Posted Thursday, September 27, 2012

First of all, thank you for the article. I'm now working as behavioral science faculty in a family med residency and will be discussing burnout in one of our meetings with the first year residents.

Secondly, while I agree that decreasing workload will help decrease burnout, I don't see it as a long term solution. Personally, I would rather spend therapy sessions with 4-5 'easy to manage' patients than 2 challenging patients with relatively complex concerns that leave me drained. The relationship I have with the challenging patients is different from the less challenging ones and I face different self-care needs based on who I'm seeing.

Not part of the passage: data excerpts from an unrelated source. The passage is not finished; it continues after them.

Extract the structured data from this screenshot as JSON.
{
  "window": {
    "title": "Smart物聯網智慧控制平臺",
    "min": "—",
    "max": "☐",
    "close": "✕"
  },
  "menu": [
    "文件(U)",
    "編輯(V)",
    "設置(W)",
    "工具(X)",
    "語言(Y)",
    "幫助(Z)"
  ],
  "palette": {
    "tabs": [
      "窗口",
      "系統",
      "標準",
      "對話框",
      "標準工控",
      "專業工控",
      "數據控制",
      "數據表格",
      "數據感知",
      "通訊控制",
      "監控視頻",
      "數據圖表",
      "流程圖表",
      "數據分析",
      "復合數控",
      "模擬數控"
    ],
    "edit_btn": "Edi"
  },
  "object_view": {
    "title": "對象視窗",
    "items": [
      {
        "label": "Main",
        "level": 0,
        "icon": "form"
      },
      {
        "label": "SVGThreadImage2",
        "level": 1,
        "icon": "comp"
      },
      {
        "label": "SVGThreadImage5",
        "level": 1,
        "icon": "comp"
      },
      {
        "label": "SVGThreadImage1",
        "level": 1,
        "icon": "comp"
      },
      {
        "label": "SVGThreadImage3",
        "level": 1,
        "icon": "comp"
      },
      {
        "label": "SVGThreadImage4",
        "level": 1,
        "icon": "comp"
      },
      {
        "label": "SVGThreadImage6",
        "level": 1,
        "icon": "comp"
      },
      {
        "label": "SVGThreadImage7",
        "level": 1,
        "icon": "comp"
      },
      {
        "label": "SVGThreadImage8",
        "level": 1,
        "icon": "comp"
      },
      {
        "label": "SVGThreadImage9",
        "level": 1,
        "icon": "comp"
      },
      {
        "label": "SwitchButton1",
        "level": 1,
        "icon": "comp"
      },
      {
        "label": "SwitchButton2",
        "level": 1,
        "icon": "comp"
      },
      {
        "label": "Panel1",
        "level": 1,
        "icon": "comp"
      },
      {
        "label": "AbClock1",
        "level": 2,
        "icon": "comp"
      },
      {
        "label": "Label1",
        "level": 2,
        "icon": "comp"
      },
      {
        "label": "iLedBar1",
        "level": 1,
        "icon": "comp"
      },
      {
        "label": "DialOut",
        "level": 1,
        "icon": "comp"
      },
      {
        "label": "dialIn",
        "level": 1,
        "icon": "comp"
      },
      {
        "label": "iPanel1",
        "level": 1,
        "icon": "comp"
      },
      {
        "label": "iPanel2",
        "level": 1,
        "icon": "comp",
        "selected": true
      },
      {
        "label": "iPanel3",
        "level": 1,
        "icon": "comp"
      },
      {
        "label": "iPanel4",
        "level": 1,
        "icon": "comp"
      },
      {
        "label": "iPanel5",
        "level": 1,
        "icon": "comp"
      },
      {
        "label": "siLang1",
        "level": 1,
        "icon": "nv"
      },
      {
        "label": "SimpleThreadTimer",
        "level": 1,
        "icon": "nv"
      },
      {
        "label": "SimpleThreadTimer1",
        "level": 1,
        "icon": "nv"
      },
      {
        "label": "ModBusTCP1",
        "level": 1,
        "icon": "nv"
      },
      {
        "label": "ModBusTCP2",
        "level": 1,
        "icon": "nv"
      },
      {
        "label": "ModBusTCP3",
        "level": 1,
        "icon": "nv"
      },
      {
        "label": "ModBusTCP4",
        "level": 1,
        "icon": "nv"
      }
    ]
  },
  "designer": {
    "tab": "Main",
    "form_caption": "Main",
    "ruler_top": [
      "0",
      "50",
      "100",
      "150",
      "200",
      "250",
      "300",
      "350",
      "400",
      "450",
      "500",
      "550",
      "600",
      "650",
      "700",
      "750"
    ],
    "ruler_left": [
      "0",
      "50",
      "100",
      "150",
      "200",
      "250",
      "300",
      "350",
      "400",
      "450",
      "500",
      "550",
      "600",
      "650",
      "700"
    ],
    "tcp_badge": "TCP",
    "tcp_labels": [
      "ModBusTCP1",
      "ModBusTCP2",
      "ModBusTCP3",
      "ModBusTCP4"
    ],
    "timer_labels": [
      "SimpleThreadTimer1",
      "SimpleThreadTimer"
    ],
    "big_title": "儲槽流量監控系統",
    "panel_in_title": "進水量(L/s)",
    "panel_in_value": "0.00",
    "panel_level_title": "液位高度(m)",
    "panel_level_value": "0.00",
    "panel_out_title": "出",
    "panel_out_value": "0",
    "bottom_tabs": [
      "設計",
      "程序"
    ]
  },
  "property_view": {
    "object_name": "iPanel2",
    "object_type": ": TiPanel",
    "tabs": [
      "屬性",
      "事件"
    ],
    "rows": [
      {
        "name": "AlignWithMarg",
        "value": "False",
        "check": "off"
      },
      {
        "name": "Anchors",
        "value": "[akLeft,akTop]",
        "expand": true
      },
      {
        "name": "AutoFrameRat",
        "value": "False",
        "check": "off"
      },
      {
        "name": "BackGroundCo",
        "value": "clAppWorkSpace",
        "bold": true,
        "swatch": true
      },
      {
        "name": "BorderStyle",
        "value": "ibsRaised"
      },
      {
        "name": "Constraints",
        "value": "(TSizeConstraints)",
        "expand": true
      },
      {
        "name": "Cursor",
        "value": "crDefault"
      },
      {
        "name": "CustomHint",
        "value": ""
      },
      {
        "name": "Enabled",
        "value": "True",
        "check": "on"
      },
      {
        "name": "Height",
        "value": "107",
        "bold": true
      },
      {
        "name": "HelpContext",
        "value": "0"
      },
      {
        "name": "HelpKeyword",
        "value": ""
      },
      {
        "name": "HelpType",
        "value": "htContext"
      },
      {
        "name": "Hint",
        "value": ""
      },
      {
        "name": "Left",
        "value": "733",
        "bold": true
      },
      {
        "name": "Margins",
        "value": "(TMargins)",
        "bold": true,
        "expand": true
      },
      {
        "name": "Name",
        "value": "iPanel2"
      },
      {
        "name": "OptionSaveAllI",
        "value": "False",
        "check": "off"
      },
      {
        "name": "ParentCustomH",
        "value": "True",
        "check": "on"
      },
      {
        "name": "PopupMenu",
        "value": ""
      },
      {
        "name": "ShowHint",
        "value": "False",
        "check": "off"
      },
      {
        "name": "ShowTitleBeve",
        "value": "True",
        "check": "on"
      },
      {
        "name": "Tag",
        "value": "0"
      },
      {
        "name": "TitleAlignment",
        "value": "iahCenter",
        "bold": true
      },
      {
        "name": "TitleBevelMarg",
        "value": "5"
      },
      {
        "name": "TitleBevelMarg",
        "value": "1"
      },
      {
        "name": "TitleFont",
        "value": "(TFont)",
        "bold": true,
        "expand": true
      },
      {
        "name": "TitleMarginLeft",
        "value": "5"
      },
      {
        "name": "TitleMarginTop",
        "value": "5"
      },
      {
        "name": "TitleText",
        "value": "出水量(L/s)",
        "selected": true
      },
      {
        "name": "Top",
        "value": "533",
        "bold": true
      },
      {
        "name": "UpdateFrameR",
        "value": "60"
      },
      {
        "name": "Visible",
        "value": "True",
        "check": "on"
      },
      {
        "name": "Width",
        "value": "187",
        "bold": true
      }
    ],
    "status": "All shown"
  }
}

One thing that comes to mind is to extend all my systems and self-of-the-therapist training into medicine by framing the doctor-patient relationship as just that- a RELATIONSHIP. It is one thing to be a good diagnostician and another to be a good 'doctor'. Ideally, you have a good balance of diagnostic and relational abilities. However, some physicians (at least some that I know) are uncomfortable acknowledging and addressing how this relational piece impacts their well-being and self-care (i.e., not much self-of-the-physician exploration and care). This is a door that is open for us as MedFTs. We have an understanding of how complex relational systems impact patient well-being, provider well-being and patient/care provider interaction. We also have been trained to examine our own selves as tools for healing. I'm still trying to figure out how to put this into practice in my residency, but I think this is an avenue worth exploring.